2. The costs of appeal shall be principal lawsuit and counterclaim.

Reasons

1. The reasoning of the judgment of the court of first instance for the acceptance of this case is as stated in the reasoning of the judgment of the court of first instance, except for dismissal or addition as follows. Thus, the reasoning of the judgment of the court of first instance is cited in accordance with the main sentence of Article 420 of the Civil Procedure Act.

The third to 16th parallels are as follows.

"The following facts" do not conflict between the parties, or Gap evidence 2-2, Gap evidence 5-1, 2, and Eul evidence 6 (a lease contract and the defendant's agent revoked at the third date for pleading of the first instance court, but there is no evidence to prove that the above establishment recognition was contrary to the truth and due to mistake, and rather, considering the overall purport of the entries and arguments in the evidence No. 9, Eul evidence No. 17, and Eul evidence No. 17, the defendant filed a complaint for G on the ground that the plaintiff's employee G was forged of the above lease contract, but the defendant was subject to a disposition of non-guilty on May 19, 2016, and therefore, the above revocation is not effective), Gap evidence No. 7, Eul evidence No. 5, Eul evidence No. 7, and Eul evidence No. 7, and the whole purport of the pleadings can be acknowledged by considering the whole purport of all the arguments and arguments.

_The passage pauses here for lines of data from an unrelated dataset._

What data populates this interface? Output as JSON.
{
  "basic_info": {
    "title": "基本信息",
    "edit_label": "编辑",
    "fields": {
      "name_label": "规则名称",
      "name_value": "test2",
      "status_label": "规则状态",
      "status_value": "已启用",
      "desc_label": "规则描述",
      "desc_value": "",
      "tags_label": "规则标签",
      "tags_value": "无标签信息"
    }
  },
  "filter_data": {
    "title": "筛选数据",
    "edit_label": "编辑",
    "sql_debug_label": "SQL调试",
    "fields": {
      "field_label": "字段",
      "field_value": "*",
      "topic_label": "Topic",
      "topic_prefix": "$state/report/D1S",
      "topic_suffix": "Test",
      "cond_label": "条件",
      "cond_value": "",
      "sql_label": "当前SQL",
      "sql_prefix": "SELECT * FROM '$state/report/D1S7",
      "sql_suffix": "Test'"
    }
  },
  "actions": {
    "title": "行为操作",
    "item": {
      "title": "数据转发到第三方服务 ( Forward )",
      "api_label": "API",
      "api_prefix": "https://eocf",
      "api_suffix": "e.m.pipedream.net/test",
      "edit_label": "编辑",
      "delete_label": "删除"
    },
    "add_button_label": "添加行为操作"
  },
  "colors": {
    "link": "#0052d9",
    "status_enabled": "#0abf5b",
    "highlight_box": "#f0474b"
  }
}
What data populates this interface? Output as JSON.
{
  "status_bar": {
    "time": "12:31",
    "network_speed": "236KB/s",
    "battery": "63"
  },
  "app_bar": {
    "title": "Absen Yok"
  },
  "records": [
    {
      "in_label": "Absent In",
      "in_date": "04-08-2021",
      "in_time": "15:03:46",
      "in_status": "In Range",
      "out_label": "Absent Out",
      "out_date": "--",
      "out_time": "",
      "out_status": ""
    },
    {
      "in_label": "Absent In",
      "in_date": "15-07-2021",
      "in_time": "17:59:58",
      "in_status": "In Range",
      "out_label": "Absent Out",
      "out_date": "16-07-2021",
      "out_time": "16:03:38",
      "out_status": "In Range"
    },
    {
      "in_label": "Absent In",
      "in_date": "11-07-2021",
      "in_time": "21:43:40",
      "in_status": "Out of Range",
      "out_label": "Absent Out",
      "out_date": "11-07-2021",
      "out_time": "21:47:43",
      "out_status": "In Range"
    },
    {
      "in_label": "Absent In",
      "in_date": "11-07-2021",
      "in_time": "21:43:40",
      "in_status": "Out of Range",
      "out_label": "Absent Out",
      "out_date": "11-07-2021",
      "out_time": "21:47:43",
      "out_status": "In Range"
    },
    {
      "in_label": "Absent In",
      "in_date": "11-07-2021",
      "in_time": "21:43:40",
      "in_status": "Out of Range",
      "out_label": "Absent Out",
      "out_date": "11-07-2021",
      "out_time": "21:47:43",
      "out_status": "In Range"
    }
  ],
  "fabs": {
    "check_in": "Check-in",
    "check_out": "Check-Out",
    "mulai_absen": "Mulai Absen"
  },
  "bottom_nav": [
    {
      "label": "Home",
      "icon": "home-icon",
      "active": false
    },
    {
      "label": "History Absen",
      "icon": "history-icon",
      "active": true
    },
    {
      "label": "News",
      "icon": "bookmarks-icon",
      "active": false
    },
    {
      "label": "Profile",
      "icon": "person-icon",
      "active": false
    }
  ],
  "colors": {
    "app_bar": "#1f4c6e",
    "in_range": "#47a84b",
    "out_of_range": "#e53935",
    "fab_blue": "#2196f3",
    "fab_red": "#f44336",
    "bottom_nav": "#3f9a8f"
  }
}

On August 201, the Plaintiff: (a) around August 1, 201, leased each of the buildings indicated in the 3,000 square meters and orders of the 6,168 square meters for the Defendant Company for the storage of construction materials and storage; (b) the rent of KRW 2,219,820 for the year 201 without a lease deposit (the rent shall be calculated pursuant to Article 57 of the Construction Property Management Regulations); and (c) the period from August 10, 201 to December 31, 2013.

(hereinafter “instant first lease contract”). (b)

Even after the expiration of the period under the above lease agreement, the Defendant Company requested that the Plaintiff extend the lease agreement to the Plaintiff while occupying each of the above real estate. Accordingly, the Plaintiff and the Defendant Company, around June 1, 2014, filed a request with the Defendant Company for an extension of the lease agreement. From January 1, 2014 to June 30, 2014, the Plaintiff and the Defendant Company are 1,372 square meters and each of the real estate indicated in the order (hereinafter “each of the instant real estate”).